Full-Length Original Research
Biomarkers of epileptogenic zone defined by quantified stereo-EEG analysis
VG and MdC equally contributed to the study.
In one third of patients with a diagnosis of pharmacoresistant focal epilepsy who are candidates for therapeutic surgery, cerebral areas responsible for seizure generation can be defined exclusively with invasive intracranial recordings. A correct presurgical identification of the epileptogenic zone (EZ) with intracranial electrodes has a direct impact on postsurgical outcome. We aimed at identifying biomarkers of the EZ based on computer-assisted inspection of intracranial electroencephalography (EEG).
Computer-driven intracranial EEG analysis in the domains of time, frequency, and space was retrospectively applied to a population of 10 patients with focal epilepsy to detect EZ electrophysiologic markers. Next, a prospective study was performed on 14 surgery candidate patients. The stereo-EEG computer-assisted analysis of EZ boundaries performed blind from patients data was compared to that defined with the traditional visual inspection completed by neurophysiologists.

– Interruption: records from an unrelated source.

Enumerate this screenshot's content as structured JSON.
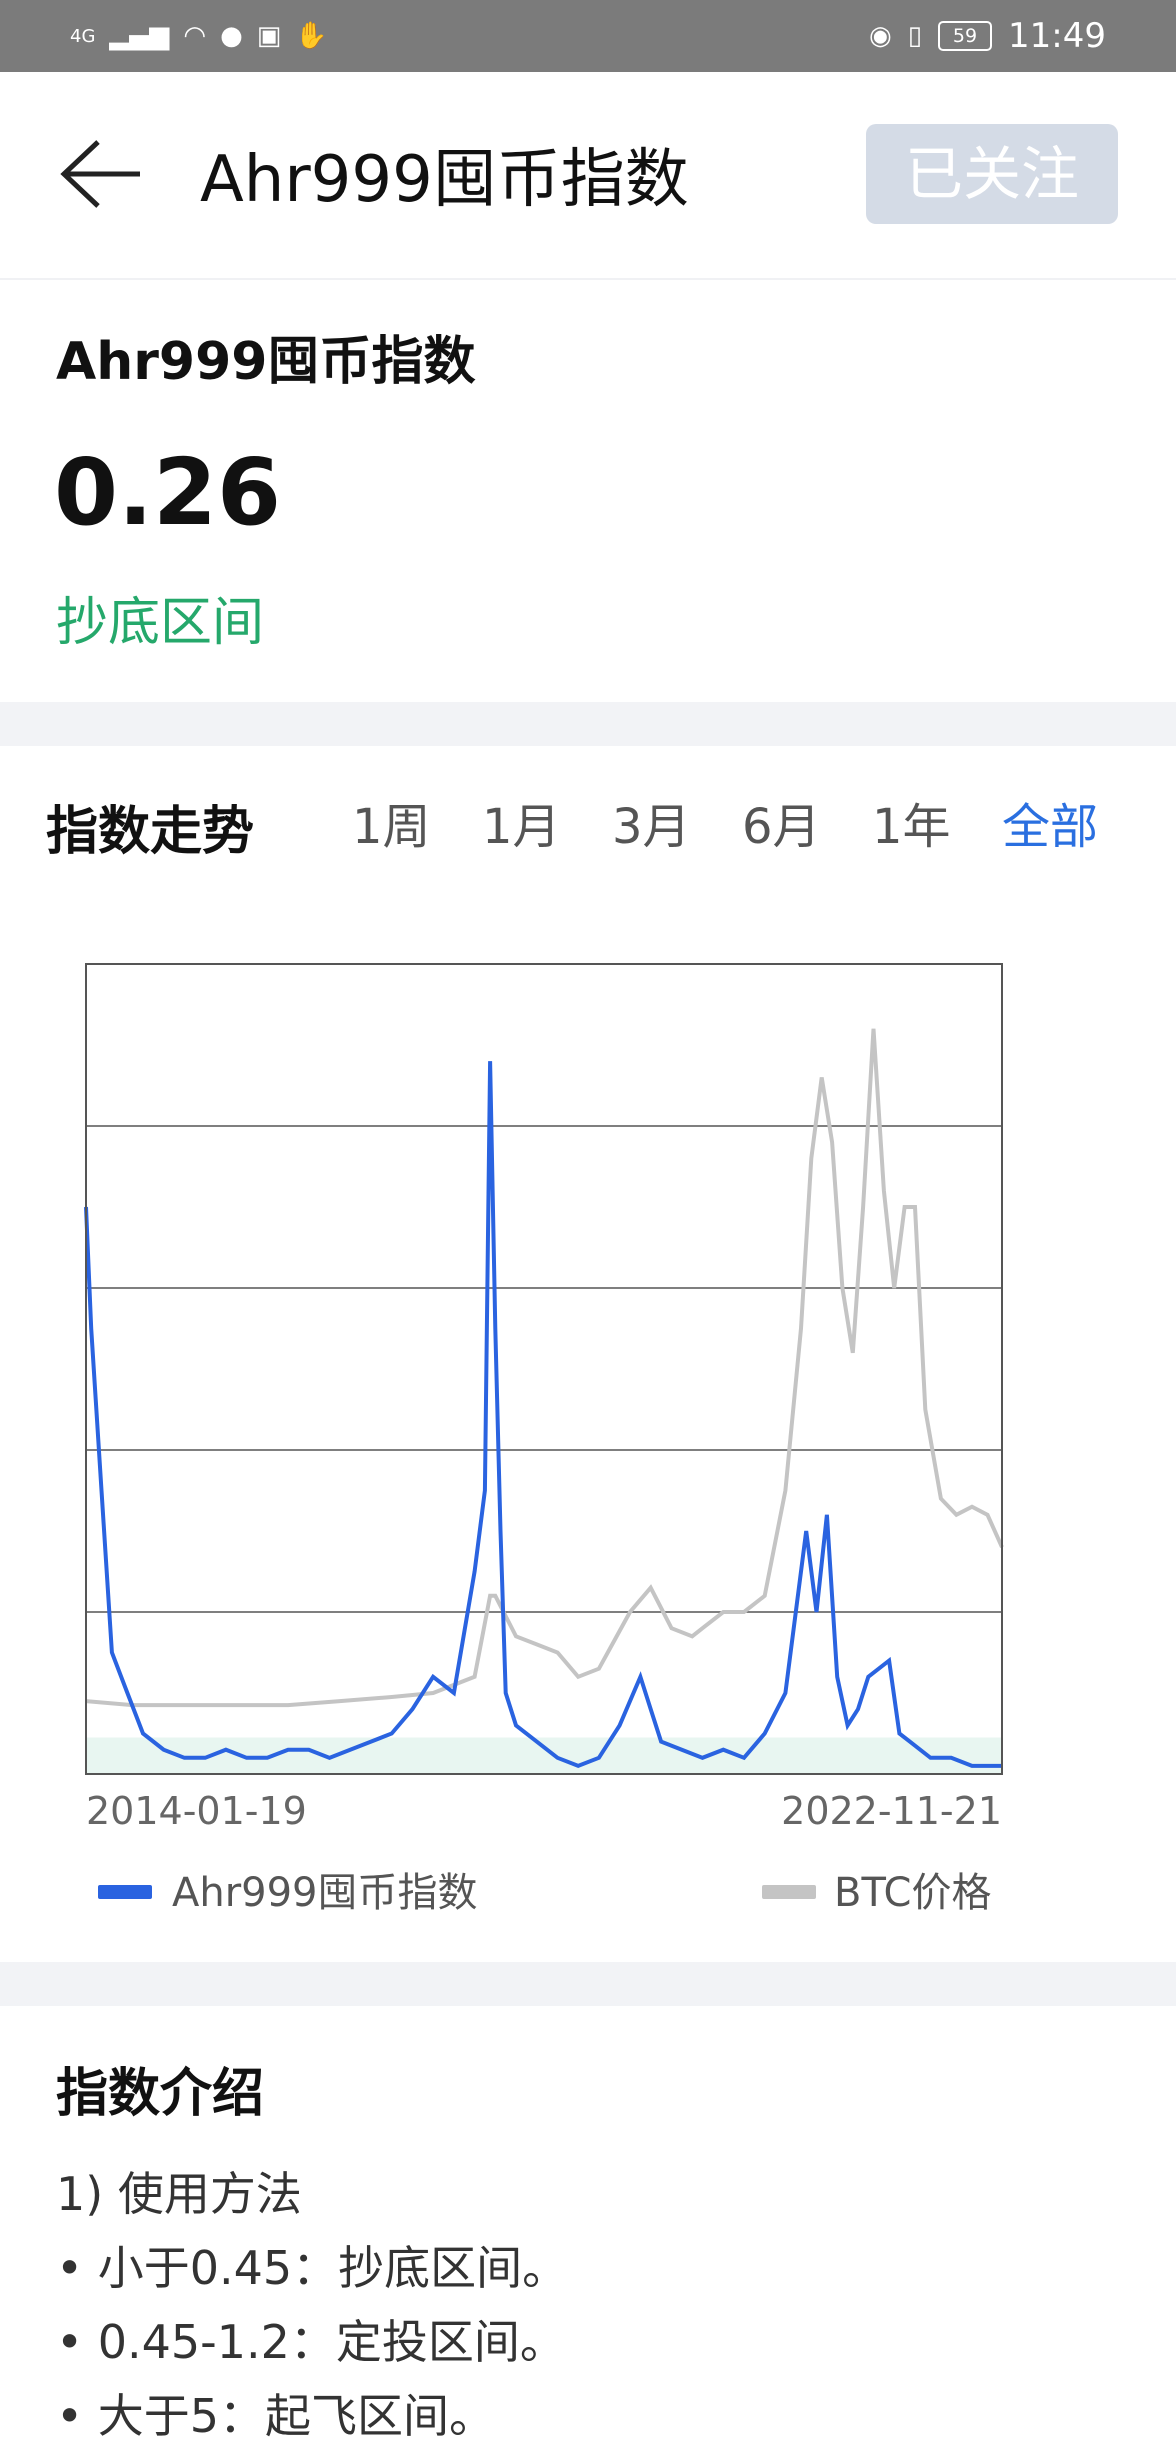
{
  "status_bar": {
    "network": "4G",
    "time": "11:49",
    "battery": "59"
  },
  "header": {
    "title": "Ahr999囤币指数",
    "follow_label": "已关注"
  },
  "summary": {
    "title": "Ahr999囤币指数",
    "value": "0.26",
    "zone": "抄底区间"
  },
  "trend": {
    "title": "指数走势",
    "tabs": [
      {
        "label": "1周",
        "active": false
      },
      {
        "label": "1月",
        "active": false
      },
      {
        "label": "3月",
        "active": false
      },
      {
        "label": "6月",
        "active": false
      },
      {
        "label": "1年",
        "active": false
      },
      {
        "label": "全部",
        "active": true
      }
    ]
  },
  "chart_data": {
    "type": "line",
    "x_start": "2014-01-19",
    "x_end": "2022-11-21",
    "x_ticks": [
      "2014-01-19",
      "2022-11-21"
    ],
    "grid": true,
    "gridlines": 4,
    "legend_position": "bottom",
    "series": [
      {
        "name": "Ahr999囤币指数",
        "color": "#2a63e0",
        "x": [
          2014.05,
          2014.1,
          2014.2,
          2014.3,
          2014.45,
          2014.6,
          2014.8,
          2015.0,
          2015.2,
          2015.4,
          2015.6,
          2015.8,
          2016.0,
          2016.2,
          2016.4,
          2016.6,
          2016.8,
          2017.0,
          2017.2,
          2017.4,
          2017.6,
          2017.8,
          2017.9,
          2017.95,
          2018.0,
          2018.05,
          2018.1,
          2018.2,
          2018.4,
          2018.6,
          2018.8,
          2019.0,
          2019.2,
          2019.4,
          2019.5,
          2019.6,
          2019.8,
          2020.0,
          2020.2,
          2020.4,
          2020.6,
          2020.8,
          2021.0,
          2021.1,
          2021.2,
          2021.3,
          2021.4,
          2021.5,
          2021.6,
          2021.8,
          2021.9,
          2022.0,
          2022.2,
          2022.4,
          2022.6,
          2022.8,
          2022.89
        ],
        "y": [
          0.7,
          0.55,
          0.35,
          0.15,
          0.1,
          0.05,
          0.03,
          0.02,
          0.02,
          0.03,
          0.02,
          0.02,
          0.03,
          0.03,
          0.02,
          0.03,
          0.04,
          0.05,
          0.08,
          0.12,
          0.1,
          0.25,
          0.35,
          0.88,
          0.55,
          0.3,
          0.1,
          0.06,
          0.04,
          0.02,
          0.01,
          0.02,
          0.06,
          0.12,
          0.08,
          0.04,
          0.03,
          0.02,
          0.03,
          0.02,
          0.05,
          0.1,
          0.3,
          0.2,
          0.32,
          0.12,
          0.06,
          0.08,
          0.12,
          0.14,
          0.05,
          0.04,
          0.02,
          0.02,
          0.01,
          0.01,
          0.01
        ]
      },
      {
        "name": "BTC价格",
        "color": "#c4c4c4",
        "x": [
          2014.05,
          2014.5,
          2015.0,
          2015.5,
          2016.0,
          2016.5,
          2017.0,
          2017.4,
          2017.8,
          2017.95,
          2018.0,
          2018.2,
          2018.4,
          2018.6,
          2018.8,
          2019.0,
          2019.3,
          2019.5,
          2019.7,
          2019.9,
          2020.0,
          2020.2,
          2020.4,
          2020.6,
          2020.8,
          2020.95,
          2021.05,
          2021.15,
          2021.25,
          2021.35,
          2021.45,
          2021.55,
          2021.65,
          2021.75,
          2021.85,
          2021.95,
          2022.05,
          2022.15,
          2022.3,
          2022.45,
          2022.6,
          2022.75,
          2022.89
        ],
        "y": [
          0.09,
          0.085,
          0.085,
          0.085,
          0.085,
          0.09,
          0.095,
          0.1,
          0.12,
          0.22,
          0.22,
          0.17,
          0.16,
          0.15,
          0.12,
          0.13,
          0.2,
          0.23,
          0.18,
          0.17,
          0.18,
          0.2,
          0.2,
          0.22,
          0.35,
          0.55,
          0.76,
          0.86,
          0.78,
          0.6,
          0.52,
          0.7,
          0.92,
          0.72,
          0.6,
          0.7,
          0.7,
          0.45,
          0.34,
          0.32,
          0.33,
          0.32,
          0.28
        ]
      }
    ],
    "shaded_band": {
      "y_from": 0.0,
      "y_to": 0.045,
      "color": "#e8f6f1"
    },
    "ylim": [
      0,
      1
    ],
    "xlim": [
      2014.05,
      2022.89
    ]
  },
  "intro": {
    "title": "指数介绍",
    "lines": [
      "1) 使用方法",
      "• 小于0.45：抄底区间。",
      "• 0.45-1.2：定投区间。",
      "• 大于5：起飞区间。"
    ]
  }
}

In the retrospective study, the EZ was characterized by the combined detection of three biomarkers observed at seizure onset: (1) fast activity at 80–120 Hz associated with (2) very slow transient polarizing shift and (3) voltage depression (flattening). Correlations between these indexes were calculated for each seizure. In the prospective study, the quantified analysis based on the three biomarkers confirmed a complete overlap between leads within the EZ identified by expert clinicians. In 2 of 14 patients the proposed biomarkers partially identified the EZ.
Our findings demonstrate and validate with a prospective unbiased study the use of three neurophysiologic intracranial EEG parameters as excellent biomarkers of ictogenesis and as reliable indicators of EZ boundaries.